Wineries in California, Oregon and Washington have survived severe wildfires before, but the smoke from this year’s blazes has been especially bad — thick enough to obscure vineyards drooping with clusters of grapes almost ready for harvest. Day after day, some West Coast cities endured some of the worst air quality in the world.

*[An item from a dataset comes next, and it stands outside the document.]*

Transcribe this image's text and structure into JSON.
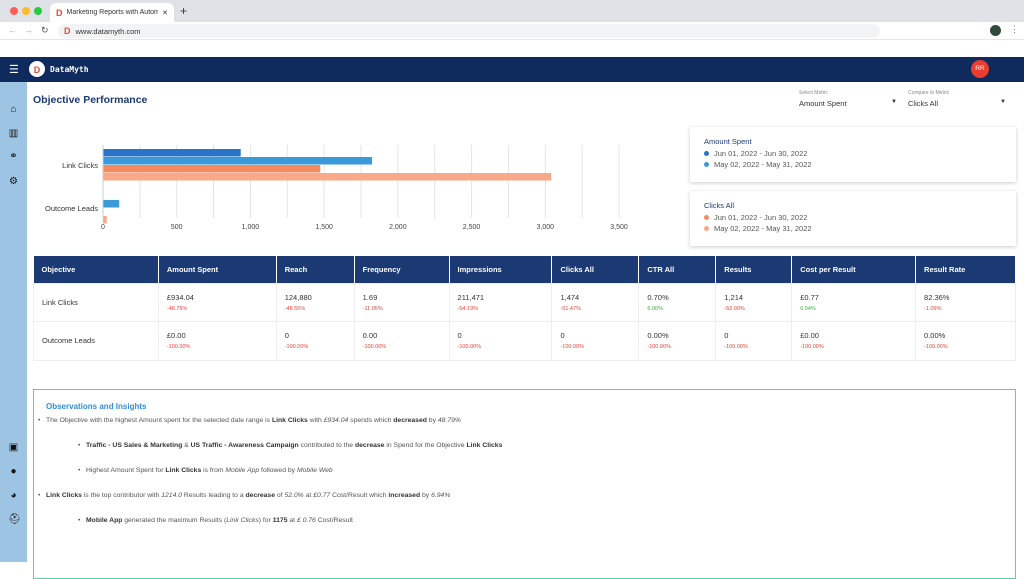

No one knows the extent of the smoke damage to the crop, and growers are trying to assess the severity. If tainted grapes are made into wine without steps to minimize the harm or weed out the damaged fruit, the result could be wine so bad that it cannot be marketed.

The wildfires are likely to be “without question the single worst disaster the wine-grape growing community has ever faced,” said John Aguirre, president of the California Associatio­n of Winegrape Growers.

Winemakers around the world are already adapting to climate change’s rising temperatur­es and more frequent, more severe droughts. Those near fire-prone forests face the additional risk that smoke could ruin everything.

“Unfortunat­ely, climate experts are telling us this is going to be a problem,” said Anita Oberholste­r, a wine expert at the University of California, Davis. “And so we need to do better. We need to do loads more research.”

With this year’s harvest underway, some wineries are not accepting grapes they had agreed to purchase unless they have been tested for smoke taint, Aguirre said. But laboratori­es are too backed up to analyze new orders in time.